ADD COMMENT • link updated 10 months ago by Ram 43k • written 4.7 years ago by CK ▴ 10

score 2 · Answer 1 · 2019-08-22

Just for the credentials: I've been involved in projects producing on the order of dozens of TB, like the Mitocheck project already some 10+ years ago and I am regularly involved in projects dealing with multi-TB sized data sets (mostly microscopy images). From my point of view, once you reach the tens of TB, there's not much difference between 20 TB and 200 TB, what matters is actually the granularity of the data, i.e. is it 10 million small files or 10 000 large ones? and the relationships that you need to keep track of. What you need is a serious data management plan. Without knowing the details of the project. it's hard to be specific but some things are generic enough to be mentioned. One of the first things to do is to identify the stakeholders and who is responsible for which part of data management (e.g. who will create and use the data? who will deal with which IT aspect?). Then you need to identify the data flow and access patterns: which data is going to be accessed (e.g. is it the raw data or some derived form of it? what kind of metadata is needed?), how and for what purpose? Are there access control requirements? Will the data change, if so how will this be tracked/propagated? What will happen to the data after the end of the project (funders increasingly care about this)?
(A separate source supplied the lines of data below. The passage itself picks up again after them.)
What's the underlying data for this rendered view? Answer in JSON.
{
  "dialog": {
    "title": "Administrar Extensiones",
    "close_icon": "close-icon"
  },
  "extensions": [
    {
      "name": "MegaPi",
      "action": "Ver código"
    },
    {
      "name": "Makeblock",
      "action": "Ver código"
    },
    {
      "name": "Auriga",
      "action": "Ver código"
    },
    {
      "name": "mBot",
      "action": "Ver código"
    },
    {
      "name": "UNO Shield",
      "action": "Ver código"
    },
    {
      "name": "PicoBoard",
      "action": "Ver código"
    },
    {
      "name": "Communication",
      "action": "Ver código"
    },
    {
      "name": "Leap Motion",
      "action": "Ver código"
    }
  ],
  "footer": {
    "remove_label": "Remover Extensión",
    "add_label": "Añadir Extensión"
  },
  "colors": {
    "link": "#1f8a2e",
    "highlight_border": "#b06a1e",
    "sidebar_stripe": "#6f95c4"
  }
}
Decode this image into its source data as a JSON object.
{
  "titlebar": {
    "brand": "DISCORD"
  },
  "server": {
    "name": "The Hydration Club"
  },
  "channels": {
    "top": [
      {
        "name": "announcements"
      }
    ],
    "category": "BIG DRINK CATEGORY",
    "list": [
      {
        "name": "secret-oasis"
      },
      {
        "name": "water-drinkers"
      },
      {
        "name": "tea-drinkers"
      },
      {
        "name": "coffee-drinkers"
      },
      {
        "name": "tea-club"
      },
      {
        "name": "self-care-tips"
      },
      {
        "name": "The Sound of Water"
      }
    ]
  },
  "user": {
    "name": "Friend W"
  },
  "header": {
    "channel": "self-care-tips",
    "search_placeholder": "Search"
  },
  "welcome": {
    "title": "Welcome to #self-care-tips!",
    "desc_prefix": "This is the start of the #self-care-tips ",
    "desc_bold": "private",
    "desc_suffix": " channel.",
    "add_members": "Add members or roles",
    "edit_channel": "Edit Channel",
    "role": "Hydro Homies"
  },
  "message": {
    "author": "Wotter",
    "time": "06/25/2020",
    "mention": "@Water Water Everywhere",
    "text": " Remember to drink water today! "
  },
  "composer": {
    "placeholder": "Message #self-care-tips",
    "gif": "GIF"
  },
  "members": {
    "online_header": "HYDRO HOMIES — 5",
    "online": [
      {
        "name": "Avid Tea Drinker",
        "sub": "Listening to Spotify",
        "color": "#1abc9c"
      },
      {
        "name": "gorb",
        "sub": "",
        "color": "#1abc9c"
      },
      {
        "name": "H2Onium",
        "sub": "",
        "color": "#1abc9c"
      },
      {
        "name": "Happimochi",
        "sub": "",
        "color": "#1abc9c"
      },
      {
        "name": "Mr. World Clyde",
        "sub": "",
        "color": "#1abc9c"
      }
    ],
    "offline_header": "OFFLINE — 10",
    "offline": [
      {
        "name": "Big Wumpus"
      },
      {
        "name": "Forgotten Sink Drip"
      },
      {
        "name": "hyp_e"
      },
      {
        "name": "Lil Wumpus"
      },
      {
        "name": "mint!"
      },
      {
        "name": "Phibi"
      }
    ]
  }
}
Also important is to define conventions/standards and document them (e.g. which file formats are going to be used, structure and naming conventions for the project directories and APIs). There's more and all this may influence decision about the technologies you may want to use (cloud or no cloud, sql or nosql...). I would think bringing in commercial contractors for consultation is a waste of money unless they have actually demonstrable experience with the type of project you want to run. You can come up with the/a solution by sufficient brainstorming and asking the right people just like you've started with this post.